I'd like to see more direct advocacy to become a regular mapper of
your neighbourhood at events like this in future.  That neighbourhood
mapper / maintainer is an ideal primary goal for OpenStreetMap.  I
suggest that any city or state that can boast of "A Mapper on Every
Block" is a city or state that is perfectly mapped and always up to
date.  We aren't there yet and so we'd best work harder at it.

It was great to see the tutorial for new mappers during the morning of
day one.  The room was packed to over capacity when I peeked in.
Surely offering that same tutorial morning and afternoon of each day
would have provided opportunity to convert more of those potential
mappers into mappers.  It is a missed opportunity to send some
potential mappers home without some coaching after they have travelled
to a conference to learn more about OpenStreetMap.

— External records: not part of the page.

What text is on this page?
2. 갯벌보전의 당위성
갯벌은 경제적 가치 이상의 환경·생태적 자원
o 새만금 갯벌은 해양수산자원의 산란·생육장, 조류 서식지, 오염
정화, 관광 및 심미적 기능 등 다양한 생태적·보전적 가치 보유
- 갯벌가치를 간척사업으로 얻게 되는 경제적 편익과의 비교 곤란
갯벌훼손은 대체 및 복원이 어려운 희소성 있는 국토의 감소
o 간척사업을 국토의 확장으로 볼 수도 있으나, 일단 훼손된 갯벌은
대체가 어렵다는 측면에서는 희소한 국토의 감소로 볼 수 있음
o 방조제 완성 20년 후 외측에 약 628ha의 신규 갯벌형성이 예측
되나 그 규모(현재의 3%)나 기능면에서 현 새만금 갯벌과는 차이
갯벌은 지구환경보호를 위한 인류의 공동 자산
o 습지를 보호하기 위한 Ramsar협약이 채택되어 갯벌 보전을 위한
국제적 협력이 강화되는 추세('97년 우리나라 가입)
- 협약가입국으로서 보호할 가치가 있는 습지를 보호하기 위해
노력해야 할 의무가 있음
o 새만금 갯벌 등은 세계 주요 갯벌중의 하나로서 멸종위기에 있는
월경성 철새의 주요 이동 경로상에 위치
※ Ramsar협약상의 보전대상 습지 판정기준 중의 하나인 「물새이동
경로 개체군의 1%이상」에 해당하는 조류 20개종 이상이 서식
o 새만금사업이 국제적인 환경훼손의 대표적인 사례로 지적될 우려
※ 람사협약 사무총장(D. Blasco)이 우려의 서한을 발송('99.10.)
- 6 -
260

One of the goals of this event appears to have been to reach out to
those who are merely consumers of OpenStreetMap data, based on the
number of people there who were consuming OpenStreetMap data but had
never edited to improve it.  Surely a primary goal of an advocacy
group that seeks to benefit OpenStreetMap must be to turn those
consumers into contributors?  By turning a consumer into a
contributor, the data benefits from their local knowledge and thus we
all benefit from improved data.  I suggest that turning a consumer
into contributor also makes that consumer into a better educated
consumer.  Surely data consumers are better able to understand and
appreciate the OpenStreetMap data that they consume once they
participate in and understand the methods to collect and contribute
that data.  A better-informed consumer is surely slightly better for
OpenStreetMap.  If that consumer also becomes a contributor it is
clearly better for OpenStreetMap.

So that's my call to action.  Let's aim to allow every attendee to
edit OpenStreetMap if they haven't done so previously.  It would be
wonderful to see a much higher percentage of technical talks and a
higher percentage of community focused talks.